I haven't done a project update here in a while, but someone asked me in the comments on the LiveJournal feed for this blog what I've been up to, so I'll share it here too.

A little over a year ago I put aside a pirate novel I was working on called (tentatively) Le Corsaire. I wasn't really happy with how it was going, but I wasn't sure why, so I decided to focus on other stuff for a while.

One of those things was the Robots vs. Monsters comic I'm doing with Jason Copland, which has been an educational experience for me. The editor on that book, Jason Rodriguez, showed me that I was holding myself way back on the action. I'd wanted to make sure that the story was strong, but I'd sacrificed a lot of the coolness factor to do it. Once I realized that I was doing it on the comic, I understood a big piece of what was wrong with Le Corsaire.

I've always been pretty comfortable writing dialogue scenes. I think I'm good at it and they come pretty easily. Action, on the other hand, I have to stop and think about. Folks who've read "Completely Cold" tell me that they like the action in it, but I've got to choreograph that stuff out in my head. I imagine the entire fight or chase scene in slow motion and describe it as it's happening. I think it works out okay when I'm done, but it's a long, slow process and I don't particularly enjoy it. As a result, Le Corsaire tended to jump from dialogue scene to dialogue scene while skipping over most of the action. In fact, the place where I put it aside was right before a big pirate attack that I just did not want to have to choreograph. It's a crucial scene, so I knew I couldn't skip it, but I didn't want to have to write it either, so I stalled out.

What I've learned from Robots vs. Monsters is that I can have fun choreographing and writing action. I don't need to let it overwhelm me. So, I'm picking up Le Corsaire again with the intention of having the first draft done by the end of May. I'm going to have to re-work a lot of what I've already written, but now I know how to make it the book I want it to be. I mean, who ever heard of a pirate story without any action?

I've also figured out the other thing that was bothering me about Le Corsaire when I put it down. I was working too closely to my outline. Or maybe it was that my outline was too detailed. Either way, I wasn't leaving myself enough room for sudden inspiration and it was taking a lot of the fun out of the experience. This time, I have a basic idea of where the story is headed and I'm just going to write in that general direction and see what the journey looks like once I get there.
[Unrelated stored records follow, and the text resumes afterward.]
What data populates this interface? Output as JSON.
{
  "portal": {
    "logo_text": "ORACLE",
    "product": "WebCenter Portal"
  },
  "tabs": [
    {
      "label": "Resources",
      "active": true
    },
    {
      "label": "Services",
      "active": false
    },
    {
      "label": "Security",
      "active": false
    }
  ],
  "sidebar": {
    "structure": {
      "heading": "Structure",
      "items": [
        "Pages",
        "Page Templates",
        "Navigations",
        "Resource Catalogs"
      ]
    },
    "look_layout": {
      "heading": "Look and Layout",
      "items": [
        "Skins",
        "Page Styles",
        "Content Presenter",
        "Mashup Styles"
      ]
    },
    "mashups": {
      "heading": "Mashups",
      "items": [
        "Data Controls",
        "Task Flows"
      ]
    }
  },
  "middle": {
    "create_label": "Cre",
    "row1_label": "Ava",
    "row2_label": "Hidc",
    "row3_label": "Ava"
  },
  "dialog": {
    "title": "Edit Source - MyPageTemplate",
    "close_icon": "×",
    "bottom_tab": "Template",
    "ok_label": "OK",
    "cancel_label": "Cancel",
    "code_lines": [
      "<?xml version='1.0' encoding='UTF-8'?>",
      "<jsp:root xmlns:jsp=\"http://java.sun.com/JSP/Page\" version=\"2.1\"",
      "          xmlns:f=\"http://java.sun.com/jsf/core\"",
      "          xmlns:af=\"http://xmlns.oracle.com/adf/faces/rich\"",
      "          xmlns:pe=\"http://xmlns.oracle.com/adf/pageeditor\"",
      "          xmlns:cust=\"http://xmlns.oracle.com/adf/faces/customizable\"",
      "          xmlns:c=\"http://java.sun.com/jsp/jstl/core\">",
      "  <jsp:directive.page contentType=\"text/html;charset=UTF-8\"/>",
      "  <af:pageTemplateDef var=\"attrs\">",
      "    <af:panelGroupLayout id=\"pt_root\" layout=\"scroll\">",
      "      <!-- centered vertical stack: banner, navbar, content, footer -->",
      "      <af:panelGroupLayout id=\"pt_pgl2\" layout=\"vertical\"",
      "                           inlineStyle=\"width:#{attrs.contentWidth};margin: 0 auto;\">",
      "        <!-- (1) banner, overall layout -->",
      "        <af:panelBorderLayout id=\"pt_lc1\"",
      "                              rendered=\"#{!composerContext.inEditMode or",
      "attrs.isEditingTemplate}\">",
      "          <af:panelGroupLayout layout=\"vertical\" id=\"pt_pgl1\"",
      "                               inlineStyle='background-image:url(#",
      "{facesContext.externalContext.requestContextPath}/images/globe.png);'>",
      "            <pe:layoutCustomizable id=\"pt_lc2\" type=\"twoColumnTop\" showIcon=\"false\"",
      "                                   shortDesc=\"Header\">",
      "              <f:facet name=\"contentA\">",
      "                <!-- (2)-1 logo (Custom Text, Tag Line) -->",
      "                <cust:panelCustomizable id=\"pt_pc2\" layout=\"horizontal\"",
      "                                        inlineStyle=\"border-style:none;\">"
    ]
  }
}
As far as Robots vs. Monsters goes, it's almost completely inked. I wish I could share some of Jason's stuff with you here, but you're gonna have to wait until it comes out. It's awesome though. It's got giant monsters, giant robots, airplane dogfights, a hidden jungle city, and a flawed, but sympathetic hero with an impossible goal to achieve. And did I mention unbelievable art? Oh, and a new name. This is subject to change again, but for now the working title is Kill All Monsters!.
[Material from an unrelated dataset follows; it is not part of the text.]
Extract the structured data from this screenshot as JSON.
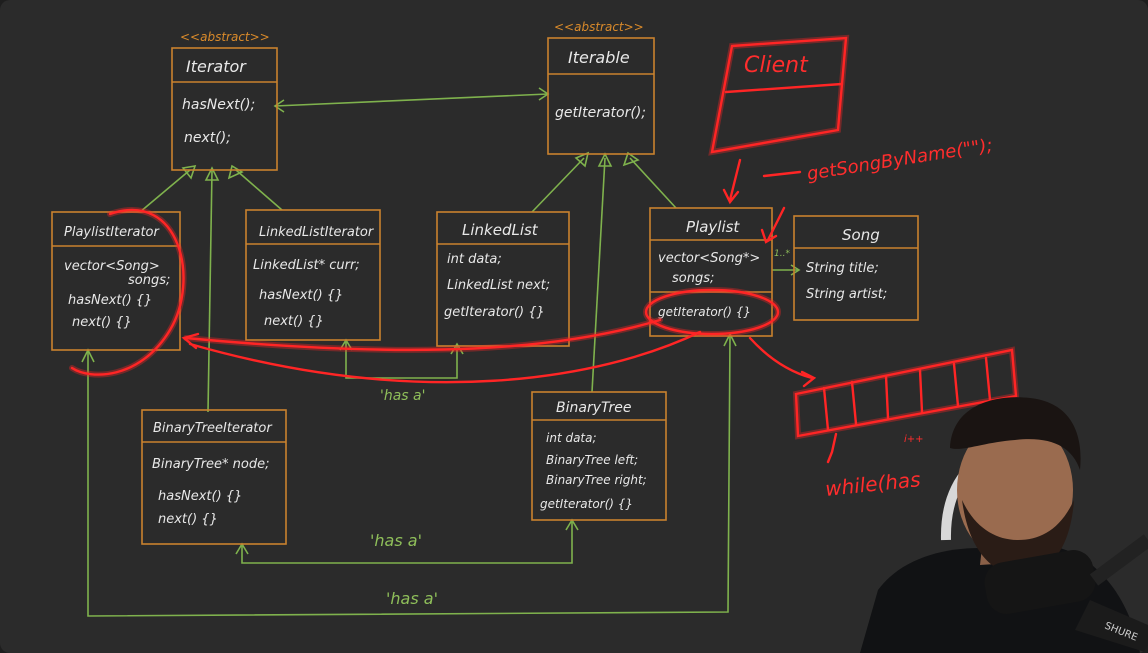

It's weird how things work, but as I've been thinking over the problems with Le Corsaire and changing titles on the comic like I change clothes, I've also been running across posts on writing blogs that deal with a lot of these same issues. If you're interested, here are the links:

On the need to start stories with some action, instead of boring backstory.
"Splat splat splat. You've got a big fat wad of information in the first part -- a dreaded prologue I fear. First of all, no one talks like that. Shorter sentences will help. Second, you've told us there's a corpse, then you go back to Boston to let us know that Zoe is on her way to Sydney in six months?? I KNEW that. Get to the story. Prune ruthlessly."

Another opinion on where to start your story. (Just to show there's never any, one, right answer.)
"There is/used to be a thought that you should always start the story where the action is -- which lead to a lot of stories being started in the wrong place. Like, in the midst of a heated argument or at a really sensitive scene -- which sounds like it would be ok, but more often than not we are interested in heated/sensitive scenes because we feel a connection with the character. If that's how your story begins, it is often harder for the reader to get that connection right away -- even if it's a scene designed to make the character seem more sympathetic. Usually you should back up the story a little bit -- and start earlier."
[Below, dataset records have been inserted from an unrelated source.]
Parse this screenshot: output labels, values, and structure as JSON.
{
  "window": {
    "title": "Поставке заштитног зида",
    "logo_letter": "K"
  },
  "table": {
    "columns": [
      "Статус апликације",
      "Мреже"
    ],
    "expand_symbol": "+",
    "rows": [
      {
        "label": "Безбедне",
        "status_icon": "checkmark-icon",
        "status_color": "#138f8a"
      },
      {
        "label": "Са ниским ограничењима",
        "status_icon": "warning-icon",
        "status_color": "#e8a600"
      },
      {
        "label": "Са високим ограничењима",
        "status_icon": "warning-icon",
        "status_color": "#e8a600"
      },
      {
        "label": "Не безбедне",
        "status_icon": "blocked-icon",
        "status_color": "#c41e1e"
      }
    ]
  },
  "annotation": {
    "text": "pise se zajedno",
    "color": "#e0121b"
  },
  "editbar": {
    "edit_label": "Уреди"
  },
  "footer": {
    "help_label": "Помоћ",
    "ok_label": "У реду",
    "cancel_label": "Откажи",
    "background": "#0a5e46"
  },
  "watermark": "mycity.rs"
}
On balancing dialogue with action.
"...have you mistaken dialogue for action or scene building or for characterization? Remember, there has to be a balance. It can’t be all dialogue at the sacrifice of the other stuff. Some folks are great dialoguers. Don’t rely on your strength to carry a whole novel."

On titles.
"Decent titles take a while to cook up, so I generally use place-holder or working titles until I read a couple tons of poetry, hit the Library of Congress Online Catalog a few million times to see if any of my title ideas have been done before, and settle on the one I want. It doesn't have to be the title, just a title."